M田もね。別に碁はうまくないのよ。打つの嫌いだって言ってるしね。棋譜を覚えて、そこで疑問に思ったことをプロに尋ねるのが好きなんだって。それだけでいいんだって。
今日もなんか覚えた棋譜について先生に尋ねていたわね。

こうなっては白も打てるんじゃないか、ってのがM田の主張らしいのね。下に向かった桂馬がどうこうとか言ってたけど、私にはよくわかんないわ。あとでM田が嬉しそうにしてたから、なんか先生と意見が一致したのかしらね。

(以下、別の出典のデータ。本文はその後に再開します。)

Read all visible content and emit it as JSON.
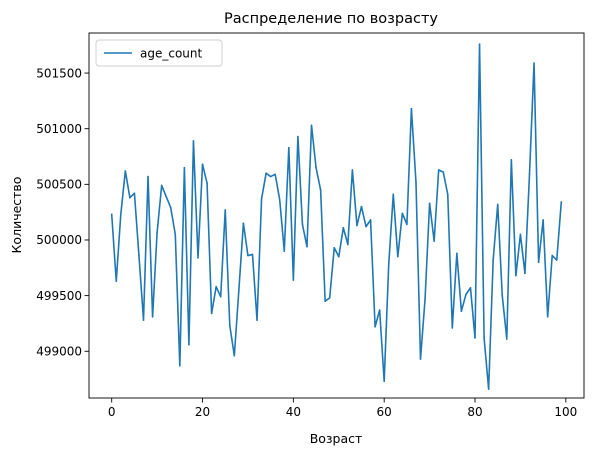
{
  "chart_data": {
    "type": "line",
    "title": "Распределение по возрасту",
    "xlabel": "Возраст",
    "ylabel": "Количество",
    "xlim": [
      -5,
      104
    ],
    "ylim": [
      498580,
      501860
    ],
    "xticks": [
      0,
      20,
      40,
      60,
      80,
      100
    ],
    "yticks": [
      499000,
      499500,
      500000,
      500500,
      501000,
      501500
    ],
    "grid": false,
    "legend": {
      "placement": "top-left"
    },
    "series": [
      {
        "name": "age_count",
        "color": "#1f77b4",
        "x": [
          0,
          1,
          2,
          3,
          4,
          5,
          6,
          7,
          8,
          9,
          10,
          11,
          12,
          13,
          14,
          15,
          16,
          17,
          18,
          19,
          20,
          21,
          22,
          23,
          24,
          25,
          26,
          27,
          28,
          29,
          30,
          31,
          32,
          33,
          34,
          35,
          36,
          37,
          38,
          39,
          40,
          41,
          42,
          43,
          44,
          45,
          46,
          47,
          48,
          49,
          50,
          51,
          52,
          53,
          54,
          55,
          56,
          57,
          58,
          59,
          60,
          61,
          62,
          63,
          64,
          65,
          66,
          67,
          68,
          69,
          70,
          71,
          72,
          73,
          74,
          75,
          76,
          77,
          78,
          79,
          80,
          81,
          82,
          83,
          84,
          85,
          86,
          87,
          88,
          89,
          90,
          91,
          92,
          93,
          94,
          95,
          96,
          97,
          98,
          99
        ],
        "values": [
          500230,
          499630,
          500230,
          500620,
          500380,
          500420,
          499860,
          499280,
          500570,
          499310,
          500070,
          500490,
          500390,
          500290,
          500050,
          498870,
          500650,
          499060,
          500890,
          499840,
          500680,
          500510,
          499340,
          499580,
          499490,
          500270,
          499230,
          498960,
          499550,
          500150,
          499860,
          499870,
          499280,
          500370,
          500600,
          500570,
          500590,
          500360,
          499900,
          500830,
          499640,
          500930,
          500140,
          499940,
          501030,
          500650,
          500450,
          499450,
          499480,
          499930,
          499850,
          500110,
          499960,
          500630,
          500130,
          500300,
          500120,
          500180,
          499220,
          499370,
          498730,
          499780,
          500410,
          499850,
          500240,
          500140,
          501180,
          500520,
          498930,
          499470,
          500330,
          499990,
          500630,
          500610,
          500410,
          499210,
          499880,
          499360,
          499510,
          499570,
          499120,
          501760,
          499120,
          498660,
          499820,
          500320,
          499500,
          499110,
          500720,
          499680,
          500050,
          499700,
          500590,
          501590,
          499800,
          500180,
          499310,
          499860,
          499820,
          500340
        ]
      }
    ]
  }
}
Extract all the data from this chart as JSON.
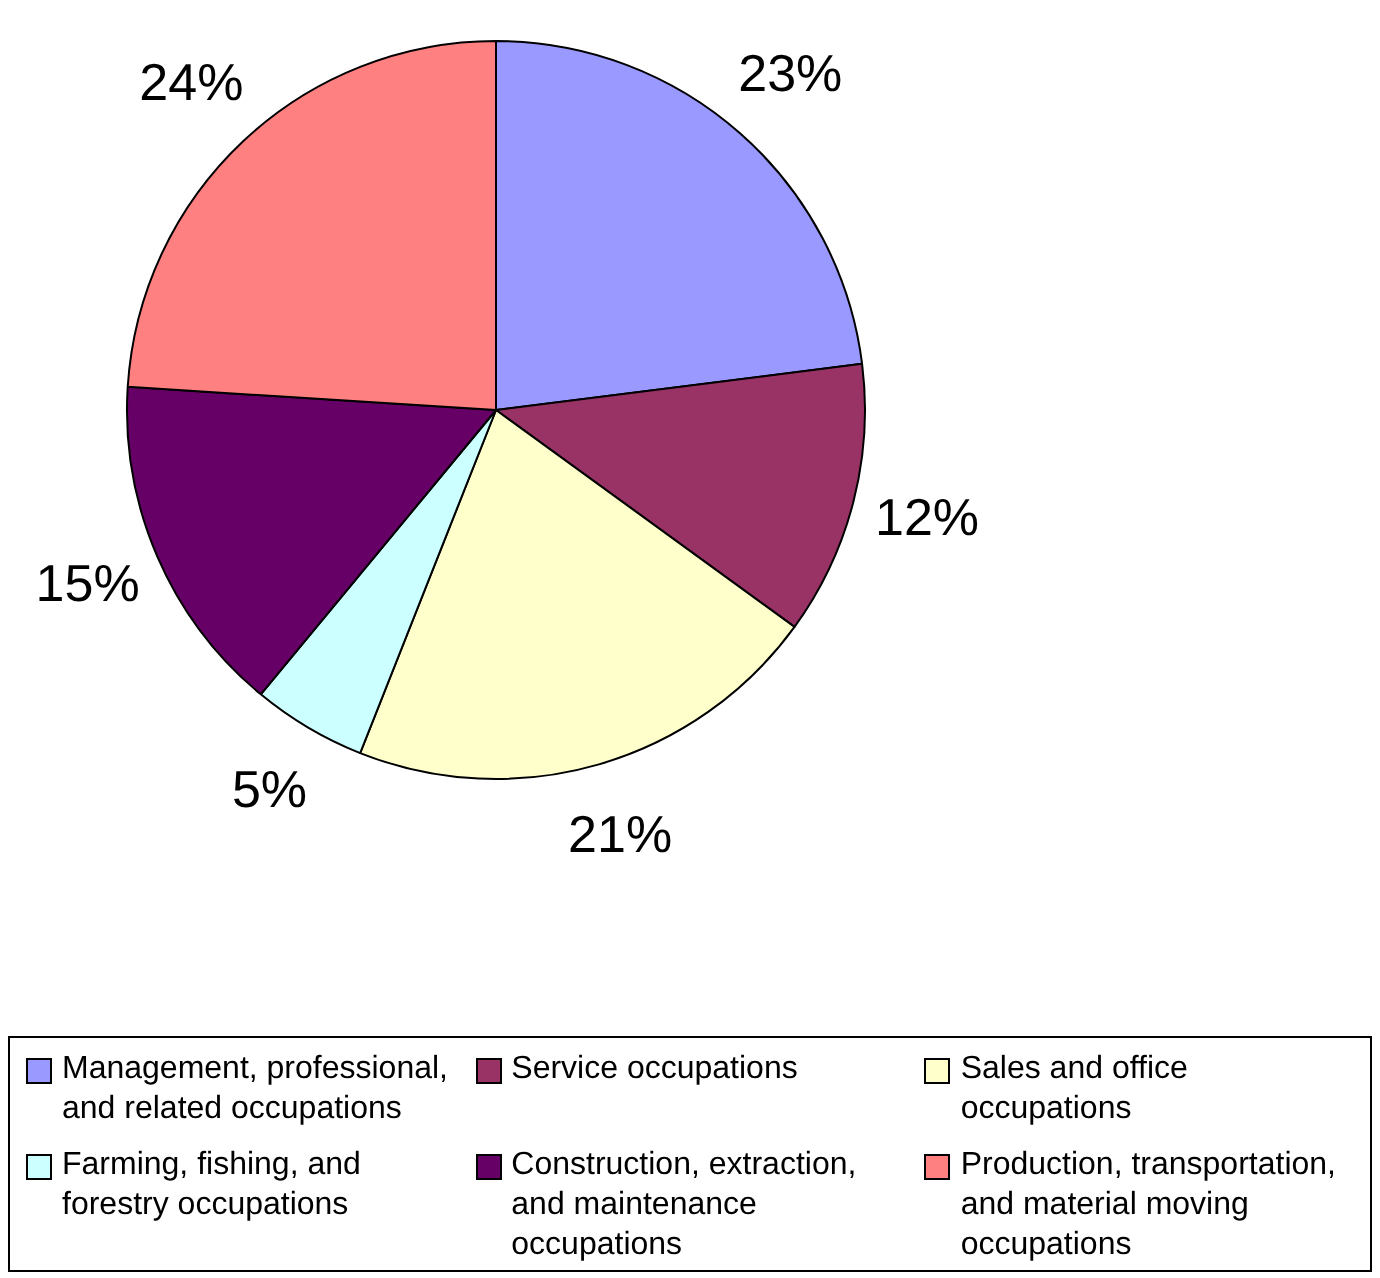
{
  "chart_data": {
    "type": "pie",
    "categories": [
      "Management, professional, and related occupations",
      "Service occupations",
      "Sales and office occupations",
      "Farming, fishing, and forestry occupations",
      "Construction, extraction, and maintenance occupations",
      "Production, transportation, and material moving occupations"
    ],
    "values": [
      23,
      12,
      21,
      5,
      15,
      24
    ],
    "value_labels": [
      "23%",
      "12%",
      "21%",
      "5%",
      "15%",
      "24%"
    ],
    "colors": [
      "#9999ff",
      "#993366",
      "#ffffcc",
      "#ccffff",
      "#660066",
      "#ff8080"
    ],
    "legend": "bottom"
  }
}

そのM田と五子で打つのが最近の私よ。なんせ六子で二連勝したからね。「まあ置き碁なんてのは下手が勝つべき」とかなんとか言ってたけれど、ちょっと悔しそうだったわよ
。
で、ここに載せたのは五子局1局目ね。

う~んと、コウになった瞬間ね。「おめえはなんでコウの準備をしてるのに気付かねえんだ」とか言われたけどね。そんなもん知ったこっちゃないわよねえ、普通。
結局この日は30目ほど負け。で、今日もまた五子で打ってみたんだけど、やっぱり同じくらい負け。途中で「ここ打っていいよ、死ぬから」とか言われてその差よ。
この図の碁もきょうの碁もね。なんか終わってみるとM田がほぼ「一石碁」なわけよ。「なんでそうなるの」と問えば「だって、ぼく攻められるの好きじゃないんだもん」と。
なんかこいつ。「それなり」には碁を打てるみたいね。五子になると突然その強さが身に染みて、今日も途中からは半分キレながら打っちゃったし…。
「五子になれば、守るんじゃなくて、自分のリズムで碁を打つことが必要だ」とか言ってたわ。まあ、ちょっと調子にのって良いこと言ったつもりなんでしょうね。でもまあ少しそういう気もするの。
先生と話していたわね。「六子から五子というのはかなりのジャンプがあるように思いますね」。先生曰く、「そう、六子と五子は置き碁の中でもちょっと質が変わるところですね」。
「おまえな」とM田が言ってたわ。「五子からライバルと言っても五子で碁になってはじめての話だからな!」。
実はM田。私と五子で打つことが相当に悔しいらしいわね
。
ただなんと言うか。置かせ碁のくせして、終わってみれば一石ってのは、ちょっとまあ、感心してあげないでもないわね。